One Piece : Drapeau du manga, symbole de révolte de la « Gen Z »
Le drapeau pirate de Luffy a été brandi pour la première fois en Indonésie en août, en signe de protestation contre le gouvernement. Depuis fin septembre, ce symbole se retrouve dans des cortèges à Madagascar, notamment grâce au compte Instagram « Gen Z Madagascar ».

« Luffy, c’est celui qui libère les peuples, qui se bat contre un gouvernement corrompu ». À Madagascar, aux Philippines et ailleurs, le drapeau pirate du héros de One Piece, le manga le plus vendu de l’histoire, est devenu en quelques semaines le symbole d’une génération de jeunes manifestants. Brandie en Indonésie en août par des citoyens en signe de protestation contre le gouvernement, qui a menacé de l’interdire, cette tête de mort coiffée d’un chapeau de paille a été adoptée par des manifestants au Népal mi-septembre, puis à Manille.
Depuis fin septembre, elle fait son apparition dans des cortèges à Madagascar, notamment grâce aux réseaux sociaux, en particulier le compte Instagram « Gen Z Madagascar », qui mobilise cette génération née après l’an 2000.
Lutte contre l’oppression
« J’ai grandi avec One Piece, comme la grande majorité de la Gen Z, donc c’est devenu un symbole pour nous », explique « Kai », 26 ans, manifestant sous pseudonyme sur la grande île de l’océan Indien, où la jeunesse constitue l’écrasante majorité de la population. Pour le jeune Malgache, l’œuvre culte d’Eiichiro Oda, née en 1997 au Japon et toujours en cours de parution, véhicule un « message » clair de lutte contre les « gouvernements qui oppriment ».
Selon Phedra Derycke, auteur de « One Piece : Leçons de pouvoir », cette réappropriation du pavillon de Monkey D. Luffy, le jeune héros au chapeau de paille qui parcourt les mers pour devenir le « roi des pirates », s’explique par la dimension « universelle » de son périple. « C’est une série qui dure depuis plus de vingt ans, vendue à des centaines de millions d’exemplaires dans le monde, et qui véhicule des idéaux de rêve, de liberté », note l’expert.

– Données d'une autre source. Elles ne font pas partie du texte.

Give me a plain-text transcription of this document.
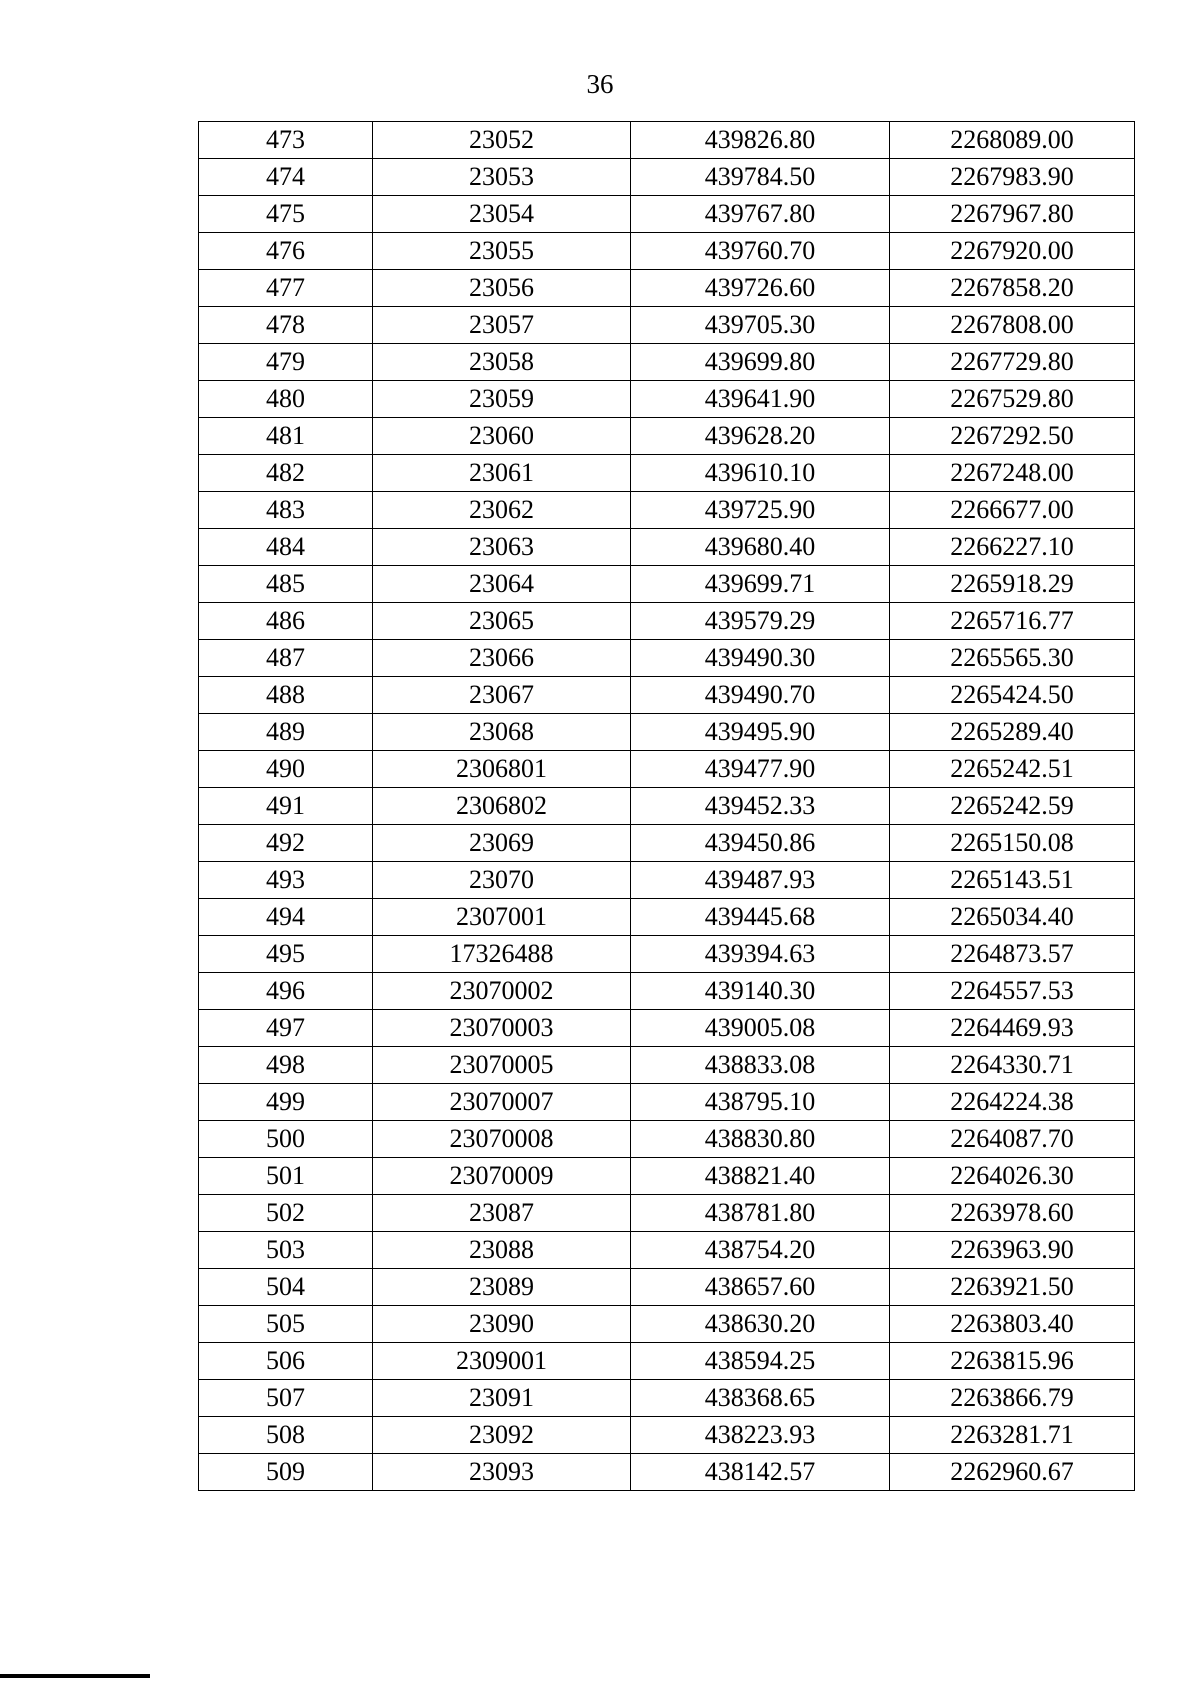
36
473	23052	439826.80	2268089.00
474	23053	439784.50	2267983.90
475	23054	439767.80	2267967.80
476	23055	439760.70	2267920.00
477	23056	439726.60	2267858.20
478	23057	439705.30	2267808.00
479	23058	439699.80	2267729.80
480	23059	439641.90	2267529.80
481	23060	439628.20	2267292.50
482	23061	439610.10	2267248.00
483	23062	439725.90	2266677.00
484	23063	439680.40	2266227.10
485	23064	439699.71	2265918.29
486	23065	439579.29	2265716.77
487	23066	439490.30	2265565.30
488	23067	439490.70	2265424.50
489	23068	439495.90	2265289.40
490	2306801	439477.90	2265242.51
491	2306802	439452.33	2265242.59
492	23069	439450.86	2265150.08
493	23070	439487.93	2265143.51
494	2307001	439445.68	2265034.40
495	17326488	439394.63	2264873.57
496	23070002	439140.30	2264557.53
497	23070003	439005.08	2264469.93
498	23070005	438833.08	2264330.71
499	23070007	438795.10	2264224.38
500	23070008	438830.80	2264087.70
501	23070009	438821.40	2264026.30
502	23087	438781.80	2263978.60
503	23088	438754.20	2263963.90
504	23089	438657.60	2263921.50
505	23090	438630.20	2263803.40
506	2309001	438594.25	2263815.96
507	23091	438368.65	2263866.79
508	23092	438223.93	2263281.71
509	23093	438142.57	2262960.67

Au fil de ses escales sur diverses îles, souvent inspirées de pays réels comme l’Égypte, l’Espagne ou le Japon, Luffy s’oppose à des groupes dominants.

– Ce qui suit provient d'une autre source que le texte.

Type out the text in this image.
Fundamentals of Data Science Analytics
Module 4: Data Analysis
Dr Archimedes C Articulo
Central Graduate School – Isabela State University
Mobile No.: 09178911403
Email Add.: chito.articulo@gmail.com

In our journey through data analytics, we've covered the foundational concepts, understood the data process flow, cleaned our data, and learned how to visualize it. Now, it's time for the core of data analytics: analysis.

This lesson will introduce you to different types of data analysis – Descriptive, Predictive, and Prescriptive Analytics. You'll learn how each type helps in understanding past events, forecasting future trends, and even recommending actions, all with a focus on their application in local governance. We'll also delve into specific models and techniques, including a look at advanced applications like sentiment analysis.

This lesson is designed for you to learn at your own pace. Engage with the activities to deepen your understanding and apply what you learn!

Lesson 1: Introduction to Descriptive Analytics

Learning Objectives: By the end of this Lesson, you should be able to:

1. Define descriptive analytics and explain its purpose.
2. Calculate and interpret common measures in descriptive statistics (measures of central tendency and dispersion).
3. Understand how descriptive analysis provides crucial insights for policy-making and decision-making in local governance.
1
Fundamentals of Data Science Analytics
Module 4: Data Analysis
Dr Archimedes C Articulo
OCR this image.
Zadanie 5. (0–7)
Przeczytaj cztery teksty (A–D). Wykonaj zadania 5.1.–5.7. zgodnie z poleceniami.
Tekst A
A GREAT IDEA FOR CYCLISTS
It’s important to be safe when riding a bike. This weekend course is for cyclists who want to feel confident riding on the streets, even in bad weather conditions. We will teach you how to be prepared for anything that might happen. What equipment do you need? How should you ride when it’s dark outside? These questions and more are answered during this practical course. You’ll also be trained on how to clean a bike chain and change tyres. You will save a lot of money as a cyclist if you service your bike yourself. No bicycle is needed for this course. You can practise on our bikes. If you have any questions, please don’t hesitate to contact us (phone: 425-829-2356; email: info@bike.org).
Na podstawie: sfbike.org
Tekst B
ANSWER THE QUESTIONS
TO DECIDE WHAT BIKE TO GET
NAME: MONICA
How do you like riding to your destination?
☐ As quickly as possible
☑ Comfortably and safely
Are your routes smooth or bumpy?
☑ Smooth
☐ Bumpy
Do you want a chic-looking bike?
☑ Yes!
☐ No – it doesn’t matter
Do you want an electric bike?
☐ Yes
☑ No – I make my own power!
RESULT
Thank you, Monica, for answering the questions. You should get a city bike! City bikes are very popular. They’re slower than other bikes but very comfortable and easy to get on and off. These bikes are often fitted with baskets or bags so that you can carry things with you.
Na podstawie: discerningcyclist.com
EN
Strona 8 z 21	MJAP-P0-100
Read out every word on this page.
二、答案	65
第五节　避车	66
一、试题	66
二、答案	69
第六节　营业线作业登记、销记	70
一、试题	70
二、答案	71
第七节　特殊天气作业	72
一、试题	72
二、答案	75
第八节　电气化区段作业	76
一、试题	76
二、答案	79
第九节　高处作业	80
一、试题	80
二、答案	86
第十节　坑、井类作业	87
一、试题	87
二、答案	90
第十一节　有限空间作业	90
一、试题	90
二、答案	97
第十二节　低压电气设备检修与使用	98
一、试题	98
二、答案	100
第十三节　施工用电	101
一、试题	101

Imaginaire d’une génération
Il devient ainsi malgré lui le héros de peuples opprimés, qui espèrent le voir mettre fin au règne cruel du gouvernement mondial, l’entité politique à laquelle la majorité des royaumes et autres États aperçus dans les plus de cent tomes de la série sont soumis. « Derrière l’aventure de pirates accessible à tous, Oda développe de nombreuses thématiques politiques : une caste dirigeante qui profite du peuple, l’esclavage, les discriminations, le racisme… », constate Phedra Derycke.

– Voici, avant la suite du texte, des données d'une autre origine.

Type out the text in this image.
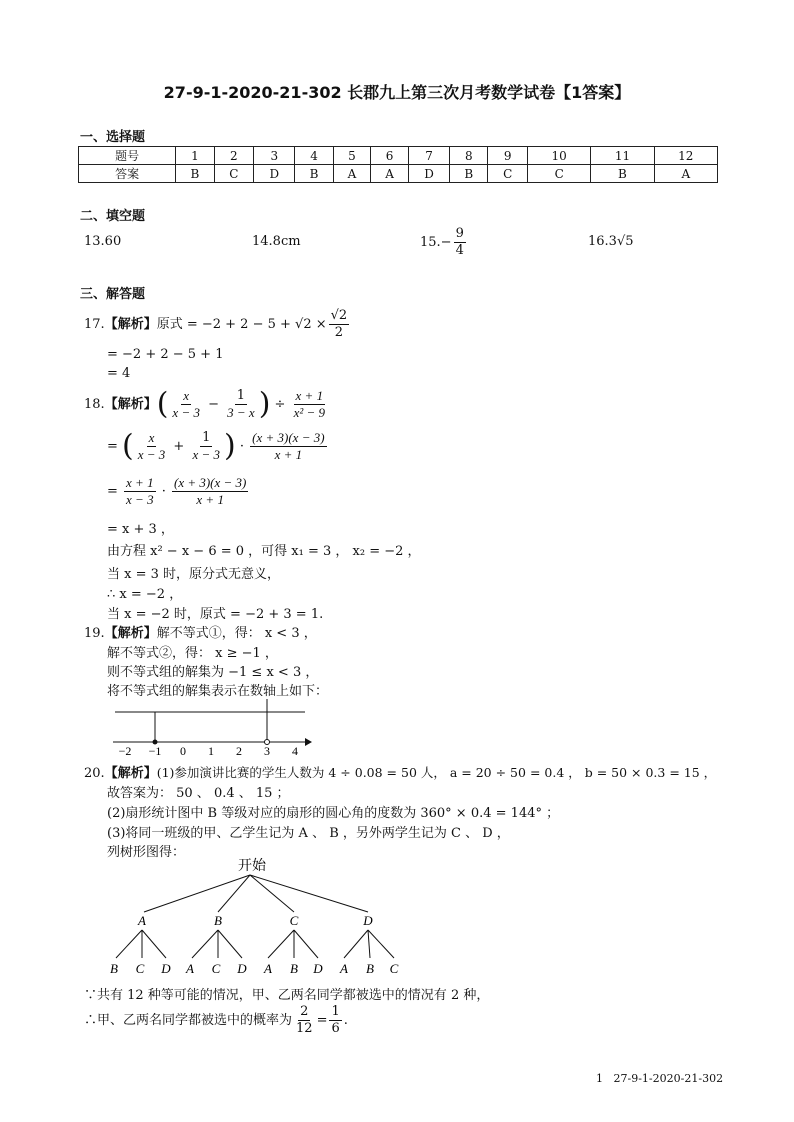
27-9-1-2020-21-302 长郡九上第三次月考数学试卷【1答案】
一、选择题
题号	1	2	3	4	5	6	7	8	9	10	11	12
答案	B	C	D	B	A	A	D	B	C	C	B	A
二、填空题
13.60	14.8cm	$15.- \frac{9}{4}$	16.3√5
三、解答题
17.【解析】原式 = $-2 + 2 - 5 + √2 \times \frac{√2}{2}$
= −2 + 2 − 5 + 1
= 4
18.【解析】( $\frac{x}{x - 3} - \frac{1}{3 - x}$ ) ÷ $\frac{x + 1}{\text{x² − 9}}$
= ( $\frac{x}{x - 3} + \frac{1}{x - 3}$ ) · $\frac{(x + 3)(x - 3)}{x + 1}$
= $\frac{x + 1}{x - 3} \cdot \frac{(x + 3)(x - 3)}{x + 1}$
= x + 3 ，
由方程 x² − x − 6 = 0 ，可得 x₁ = 3 ， x₂ = −2 ，
当 x = 3 时，原分式无意义，
∴ x = −2 ，
当 x = −2 时，原式 = −2 + 3 = 1.
19.【解析】解不等式①，得： x < 3 ，
解不等式②，得： x ≥ −1 ，
则不等式组的解集为 −1 ≤ x < 3 ，
将不等式组的解集表示在数轴上如下：
−2 −1 0 1 2 3 4
20.【解析】(1)参加演讲比赛的学生人数为 4 ÷ 0.08 = 50 人， a = 20 ÷ 50 = 0.4 ， b = 50 × 0.3 = 15 ，
故答案为： 50 、 0.4 、 15 ；
(2)扇形统计图中 B 等级对应的扇形的圆心角的度数为 360° × 0.4 = 144° ；
(3)将同一班级的甲、乙学生记为 A 、 B ，另外两学生记为 C 、 D ，
列树形图得：
开始
A	B	C	D
B C D A C D A B D A B C
∵共有 12 种等可能的情况，甲、乙两名同学都被选中的情况有 2 种，
∴甲、乙两名同学都被选中的概率为 $\frac{2}{12} = \frac{1}{6}$ .
1 27-9-1-2020-21-302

Selon l’expert, les mobilisations actuelles de la jeunesse reflètent certaines scènes de One Piece montrant des révoltes massives contre le pouvoir en place. La nature « dépolitisée » de cette tête de mort contribue également à sa popularité dans différentes régions du monde, y compris en France, où elle a été aperçue dans des manifestations contre le gouvernement depuis septembre.
Culture numérique
Pour Elisabeth Soulié, anthropologue et auteure de « La génération Z aux rayons X », l’aspect « émotionnel » de ce symbole « unificateur » joue un rôle important dans sa réappropriation par une génération, difficile à comprendre sans la culture numérique qui « a construit son imaginaire ». « Cette image contient de l’affect, des émotions, et celles-ci circulent à travers des représentations qui permettent de se mobiliser », souligne-t-elle, en notant que la génération Z se mobilise autant en ligne que dans la réalité, de manière collective, sans leader spécifique.
En effet, selon Phedra Derycke, en tant que symbole de « révolte populaire contre l’ordre établi », le drapeau pirate de Luffy pourrait « gagner encore en importance dans le monde » par mimétisme via les réseaux sociaux. Ces derniers jours, le drapeau a ainsi été signalé au Pérou.